Will Tax Reform Change Code Section 409A?
November 10, 2017
As we discussed earlier this week, (see Proposed Tax Bill Radically Alters Nonqualified Deferred Compensation and Executive Compensation), H.R. 1 – Tax Cuts and Jobs Act (the “Bill”), took aim at executive compensation. Of significance, the limited tax deferral opportunities under the proposed rules could effectively “kill” nonqualified deferred compensation plans. Apparently, the employer community blew up House Ways and Means Committee members’ telephone lines after the Bill was released, because a second amendment to the Bill was issued, and these new rules on nonqualified deferred compensation were deleted. Thus, the Bill in its current form leaves the tax treatment of nonqualified deferred compensation unchanged.

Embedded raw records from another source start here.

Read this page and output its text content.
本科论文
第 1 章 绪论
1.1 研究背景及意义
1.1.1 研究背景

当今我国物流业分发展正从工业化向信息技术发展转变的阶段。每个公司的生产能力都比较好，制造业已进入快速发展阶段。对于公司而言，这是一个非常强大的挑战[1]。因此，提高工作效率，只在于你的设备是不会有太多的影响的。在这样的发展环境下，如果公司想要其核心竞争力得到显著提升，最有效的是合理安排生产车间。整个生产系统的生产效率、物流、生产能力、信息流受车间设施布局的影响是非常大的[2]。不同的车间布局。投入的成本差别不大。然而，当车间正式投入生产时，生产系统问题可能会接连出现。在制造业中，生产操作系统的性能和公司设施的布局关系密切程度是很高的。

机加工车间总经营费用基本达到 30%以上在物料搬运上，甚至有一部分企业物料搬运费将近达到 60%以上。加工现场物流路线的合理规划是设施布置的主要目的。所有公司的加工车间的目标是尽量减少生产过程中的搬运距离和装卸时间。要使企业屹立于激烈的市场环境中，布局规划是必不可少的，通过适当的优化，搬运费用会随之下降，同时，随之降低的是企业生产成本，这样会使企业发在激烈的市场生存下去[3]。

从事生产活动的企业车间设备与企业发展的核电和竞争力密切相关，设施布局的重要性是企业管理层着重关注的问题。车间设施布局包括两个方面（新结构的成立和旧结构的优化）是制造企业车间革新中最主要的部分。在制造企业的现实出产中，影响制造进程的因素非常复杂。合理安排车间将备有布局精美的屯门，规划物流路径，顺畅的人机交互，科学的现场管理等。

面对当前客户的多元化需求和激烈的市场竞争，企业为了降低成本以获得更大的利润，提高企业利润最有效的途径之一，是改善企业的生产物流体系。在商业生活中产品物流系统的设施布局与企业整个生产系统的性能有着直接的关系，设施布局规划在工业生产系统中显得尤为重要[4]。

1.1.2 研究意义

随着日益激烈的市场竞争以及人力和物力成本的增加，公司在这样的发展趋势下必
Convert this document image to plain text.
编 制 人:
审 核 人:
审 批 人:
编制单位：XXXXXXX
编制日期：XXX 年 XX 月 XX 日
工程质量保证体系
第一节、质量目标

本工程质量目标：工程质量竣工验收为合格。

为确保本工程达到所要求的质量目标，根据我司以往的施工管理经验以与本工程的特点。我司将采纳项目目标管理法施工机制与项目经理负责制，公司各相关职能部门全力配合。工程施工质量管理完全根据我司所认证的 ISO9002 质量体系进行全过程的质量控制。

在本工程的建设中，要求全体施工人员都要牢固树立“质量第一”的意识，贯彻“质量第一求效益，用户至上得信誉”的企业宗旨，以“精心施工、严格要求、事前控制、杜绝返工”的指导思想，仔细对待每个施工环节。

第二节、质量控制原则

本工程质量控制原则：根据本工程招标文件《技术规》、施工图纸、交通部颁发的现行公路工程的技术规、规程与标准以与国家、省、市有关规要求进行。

Does that end the discussion? The answer is a big NO. The Senate has issued its version of tax reform, and it contains changes similar to the initial version of the House Bill. As noted in the Senate Committee on Finance Description of the Chairman’s Mark of the Bill, “any compensation deferred under a nonqualified deferred compensation plan is includible in the gross income of the service provider when there is no substantial risk of forfeiture of the service provider’s rights to such compensation.” This brings us back to where things stood earlier this week, and the discussion of these rules in our article continues to be accurate (at least for today).